Walmart isn’t the first place patients tend to go after spraining their ankle or coming down with a bout of the flu — but in future years, seeing a doctor, filling a prescription, and picking up a few get-well odds and ends in a single trip to the store might just become the norm. This spring, the retail giant sparked debate across health services and investment communities when it stated its intent to purchase the behemoth insurance provider Humana.

 

The news broke mere months after CVS Health announced that it would acquire Aetna, another health insurance giant, for $69 million. The decisions might seem somewhat surprising from the outset; after all, neither businesses are particularly well-known in the health services sector. Walmart and CVS are primarily retailers, not care providers — and yet, their investments stand to overhaul the way patients access treatment in a market that increasingly prioritizes value-based care.  

 

Mergers aren’t in and of themselves unusual. According to a recent report from the multinational auditor PwC, the US Health Services sector has brought in over 200 deals in the second quarter of 2018 alone, continuing a fifteen-quarter-long attainment streak. Deal volume has risen a full 9.4% since this time last year, with long-term care centers and provider networks attracting the most investor attention. However, large-scale partnerships with retail businesses were all but unheard of before last year. Most are between organizations that are already well-established in the healthcare sector.  Bonds between like-sized hospitals, hospital systems, provider offices, and health networks are both common and practical, as they cut out redundant services, pool staffing resources, streamline processes across service providers, limit the impact of technology and pharmaceutical costs, and expand geographic and network coverage.
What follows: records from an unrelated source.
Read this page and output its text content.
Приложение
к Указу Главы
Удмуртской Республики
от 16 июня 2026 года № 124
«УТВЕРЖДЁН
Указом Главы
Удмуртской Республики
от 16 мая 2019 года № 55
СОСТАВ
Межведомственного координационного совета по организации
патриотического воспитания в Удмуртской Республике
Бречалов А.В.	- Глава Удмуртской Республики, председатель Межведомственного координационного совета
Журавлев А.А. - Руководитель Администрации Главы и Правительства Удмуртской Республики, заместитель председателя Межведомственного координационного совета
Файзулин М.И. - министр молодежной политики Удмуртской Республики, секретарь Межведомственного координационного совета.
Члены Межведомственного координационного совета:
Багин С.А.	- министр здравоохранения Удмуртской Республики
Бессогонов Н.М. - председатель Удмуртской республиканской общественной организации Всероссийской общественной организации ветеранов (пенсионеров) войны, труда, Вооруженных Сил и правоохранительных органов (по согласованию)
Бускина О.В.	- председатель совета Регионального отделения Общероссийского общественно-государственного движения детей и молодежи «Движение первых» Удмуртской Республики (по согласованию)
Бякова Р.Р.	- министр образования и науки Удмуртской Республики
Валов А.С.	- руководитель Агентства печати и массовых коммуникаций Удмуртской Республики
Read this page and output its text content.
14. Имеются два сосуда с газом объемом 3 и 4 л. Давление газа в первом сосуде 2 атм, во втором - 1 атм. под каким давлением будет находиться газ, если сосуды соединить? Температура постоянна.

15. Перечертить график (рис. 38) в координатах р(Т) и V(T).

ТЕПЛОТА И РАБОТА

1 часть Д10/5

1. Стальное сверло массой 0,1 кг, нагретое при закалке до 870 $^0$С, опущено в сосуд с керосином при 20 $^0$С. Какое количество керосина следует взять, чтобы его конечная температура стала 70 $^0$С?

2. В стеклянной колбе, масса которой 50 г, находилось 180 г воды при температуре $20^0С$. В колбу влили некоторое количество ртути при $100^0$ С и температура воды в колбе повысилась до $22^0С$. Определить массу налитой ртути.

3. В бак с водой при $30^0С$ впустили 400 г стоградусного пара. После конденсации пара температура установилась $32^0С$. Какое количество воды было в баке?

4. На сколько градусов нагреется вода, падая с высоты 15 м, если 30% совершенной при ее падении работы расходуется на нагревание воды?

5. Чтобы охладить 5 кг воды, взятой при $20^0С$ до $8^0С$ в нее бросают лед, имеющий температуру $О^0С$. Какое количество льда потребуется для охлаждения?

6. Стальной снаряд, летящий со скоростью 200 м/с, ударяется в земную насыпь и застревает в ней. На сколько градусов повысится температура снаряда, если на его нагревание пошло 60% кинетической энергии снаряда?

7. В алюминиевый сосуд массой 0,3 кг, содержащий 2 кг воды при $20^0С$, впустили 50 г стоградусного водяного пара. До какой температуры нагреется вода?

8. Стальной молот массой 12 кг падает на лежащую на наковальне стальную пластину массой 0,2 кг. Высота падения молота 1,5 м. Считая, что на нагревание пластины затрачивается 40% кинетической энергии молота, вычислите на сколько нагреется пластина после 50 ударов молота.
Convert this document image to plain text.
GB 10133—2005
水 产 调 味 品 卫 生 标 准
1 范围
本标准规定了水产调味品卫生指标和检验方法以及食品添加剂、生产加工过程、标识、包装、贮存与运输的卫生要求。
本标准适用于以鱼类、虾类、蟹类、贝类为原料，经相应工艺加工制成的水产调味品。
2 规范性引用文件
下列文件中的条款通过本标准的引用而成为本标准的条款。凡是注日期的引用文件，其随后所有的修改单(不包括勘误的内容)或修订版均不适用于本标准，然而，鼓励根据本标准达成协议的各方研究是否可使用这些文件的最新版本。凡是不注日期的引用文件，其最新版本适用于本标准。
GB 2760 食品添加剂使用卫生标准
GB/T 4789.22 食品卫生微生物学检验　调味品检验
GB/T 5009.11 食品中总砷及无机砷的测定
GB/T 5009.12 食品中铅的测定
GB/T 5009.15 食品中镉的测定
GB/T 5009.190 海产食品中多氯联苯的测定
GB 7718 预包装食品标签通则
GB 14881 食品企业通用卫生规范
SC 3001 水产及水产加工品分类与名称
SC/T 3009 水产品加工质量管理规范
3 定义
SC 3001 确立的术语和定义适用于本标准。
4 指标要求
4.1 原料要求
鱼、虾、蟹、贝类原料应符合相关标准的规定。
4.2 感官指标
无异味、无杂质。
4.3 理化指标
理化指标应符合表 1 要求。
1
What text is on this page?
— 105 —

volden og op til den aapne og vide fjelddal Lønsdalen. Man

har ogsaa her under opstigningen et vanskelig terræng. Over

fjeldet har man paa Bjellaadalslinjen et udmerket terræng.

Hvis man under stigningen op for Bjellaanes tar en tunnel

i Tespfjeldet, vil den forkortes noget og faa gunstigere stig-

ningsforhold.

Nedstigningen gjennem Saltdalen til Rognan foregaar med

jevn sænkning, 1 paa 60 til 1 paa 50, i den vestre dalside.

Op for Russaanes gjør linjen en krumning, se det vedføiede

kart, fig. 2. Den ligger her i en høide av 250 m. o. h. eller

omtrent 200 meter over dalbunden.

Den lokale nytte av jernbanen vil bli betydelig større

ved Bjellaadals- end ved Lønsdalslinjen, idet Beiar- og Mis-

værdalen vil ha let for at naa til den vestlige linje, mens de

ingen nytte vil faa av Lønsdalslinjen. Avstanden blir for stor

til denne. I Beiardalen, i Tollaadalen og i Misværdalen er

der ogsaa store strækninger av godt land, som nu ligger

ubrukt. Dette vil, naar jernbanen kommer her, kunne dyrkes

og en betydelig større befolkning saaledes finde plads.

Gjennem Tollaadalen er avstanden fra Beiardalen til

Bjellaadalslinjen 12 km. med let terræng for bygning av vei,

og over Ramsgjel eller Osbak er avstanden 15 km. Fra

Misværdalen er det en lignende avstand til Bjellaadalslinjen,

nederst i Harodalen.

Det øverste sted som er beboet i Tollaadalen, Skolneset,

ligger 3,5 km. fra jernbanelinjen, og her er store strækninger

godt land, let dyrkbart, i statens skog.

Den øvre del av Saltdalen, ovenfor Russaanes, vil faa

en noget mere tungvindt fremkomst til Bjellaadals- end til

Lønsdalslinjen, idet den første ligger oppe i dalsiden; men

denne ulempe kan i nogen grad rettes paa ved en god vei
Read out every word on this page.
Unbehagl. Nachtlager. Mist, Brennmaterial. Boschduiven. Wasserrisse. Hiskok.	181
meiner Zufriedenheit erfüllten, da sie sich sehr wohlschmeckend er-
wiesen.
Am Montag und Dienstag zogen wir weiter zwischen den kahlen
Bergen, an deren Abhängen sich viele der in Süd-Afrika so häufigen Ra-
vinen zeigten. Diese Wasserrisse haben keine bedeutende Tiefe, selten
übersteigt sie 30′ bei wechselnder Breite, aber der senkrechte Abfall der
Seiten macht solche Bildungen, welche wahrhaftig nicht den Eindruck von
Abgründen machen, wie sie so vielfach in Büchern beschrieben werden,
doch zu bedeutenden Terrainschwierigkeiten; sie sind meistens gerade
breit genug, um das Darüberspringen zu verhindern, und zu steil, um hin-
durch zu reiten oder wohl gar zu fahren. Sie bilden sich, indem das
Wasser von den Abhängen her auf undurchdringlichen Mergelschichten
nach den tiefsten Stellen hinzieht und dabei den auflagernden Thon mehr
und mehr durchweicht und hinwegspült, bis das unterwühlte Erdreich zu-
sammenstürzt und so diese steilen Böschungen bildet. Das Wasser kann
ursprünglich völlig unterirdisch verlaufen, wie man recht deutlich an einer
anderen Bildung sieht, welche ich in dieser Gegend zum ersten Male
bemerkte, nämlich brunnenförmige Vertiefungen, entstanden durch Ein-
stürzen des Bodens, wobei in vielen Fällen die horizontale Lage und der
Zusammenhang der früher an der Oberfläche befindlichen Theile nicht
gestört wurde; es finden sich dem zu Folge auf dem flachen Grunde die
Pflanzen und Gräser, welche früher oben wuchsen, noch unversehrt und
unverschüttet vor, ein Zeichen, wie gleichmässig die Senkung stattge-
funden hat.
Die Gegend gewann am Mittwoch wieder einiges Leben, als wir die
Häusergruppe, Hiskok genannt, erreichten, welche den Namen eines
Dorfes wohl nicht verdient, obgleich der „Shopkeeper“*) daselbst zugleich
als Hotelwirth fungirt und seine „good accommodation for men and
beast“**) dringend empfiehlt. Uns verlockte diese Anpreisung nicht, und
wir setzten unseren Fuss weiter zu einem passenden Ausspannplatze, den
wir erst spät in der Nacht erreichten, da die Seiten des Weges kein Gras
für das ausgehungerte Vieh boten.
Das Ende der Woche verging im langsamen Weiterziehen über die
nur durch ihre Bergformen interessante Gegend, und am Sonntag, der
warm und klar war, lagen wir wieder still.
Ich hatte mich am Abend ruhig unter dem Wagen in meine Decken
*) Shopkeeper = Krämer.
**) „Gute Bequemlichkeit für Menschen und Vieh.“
Most importantly, however, mergers enable the smooth implementation of a value-based care model.

 

Over the past decade, patient and payer dissatisfaction over the traditional fee-for-service model of healthcare reimbursement has reached a fever pitch. As the name suggests, the fee-for-service framework reimburses doctors according to itemized bill charges, thereby incentivizing quantity of care services over quality. Value-based care is the opposite: it prioritizes high-quality care by rewarding physicians for providing efficient and effective care.

 

The latter model has been touted as an alternative to — or even replacement for — the tradition fee-for-service framework; however, value-based systems can be daunting to institutions, given that they put more financial pressure on providers to successfully treat patients. Healthcare organizations who want to embrace the value-based model need to be cost-effective and operationally efficient — so, they opt into mergers to smooth the transition.  This strategy generally works well; one study published in Health Affairs found that mergers between hospitals led to an average price reduction of about 7%.

 

Of course, there are times when merges fall flat. While hospitals and smaller care networks may be able to merge and acquire with minimal difficulty, horizontal integration among insurers can be challenging. In early 2017, Aetna and Humana were forced to cancel a planned deal after antitrust regulators blocked the  $37 billion partnership out of a concern that it would lead to market monopolization and price-fixing. Those looking to establish horizontal alliances between insurers face an uphill battle — unless they try to create vertical bonds instead.

 

By acquiring Aetna, CVS Health pioneered a new kind of lucrative investment: one that would both allow for efficiency-boosting partnerships without creating deal-breaking monopolies. As Randal L. Schultz, chair of the Healthcare Strategic Business Planning Practice group at Lathrop Gage, addresses the subject in an article for Health Leaders Media, “If you’re huge in pharmaceutical distribution and you buy a big insurer that controls where patients go for care, you’re creating a more lean, mean, efficient machine.” In fact, Schultz later notes, if insurers decide to take the next logical step and acquire physician practices, they will have access to the provider data they need to shuttle patients through more cost-effective care delivery models.

 

That very strategy is now on the table with the Walmart-Humana deal. When considered jointly, the companies encompass nearly every rung on the vertical integration ladder, from insurance to pharmacy to retail-based primary care clinics. The two have already seen success selling co-branded, stand-alone prescription drug plans to senior patients; if they merge, they could create a funnel which would both keep all treatment for those in-network seniors within one healthcare ecosystem and manage costs for providers. If this partnership passes regulatory muster, Walmart could quickly become a one-stop-shop for every senior, adult, and child enrolled in Humana’s plans — and pioneer an entirely new frontier for retail players in the healthcare sector.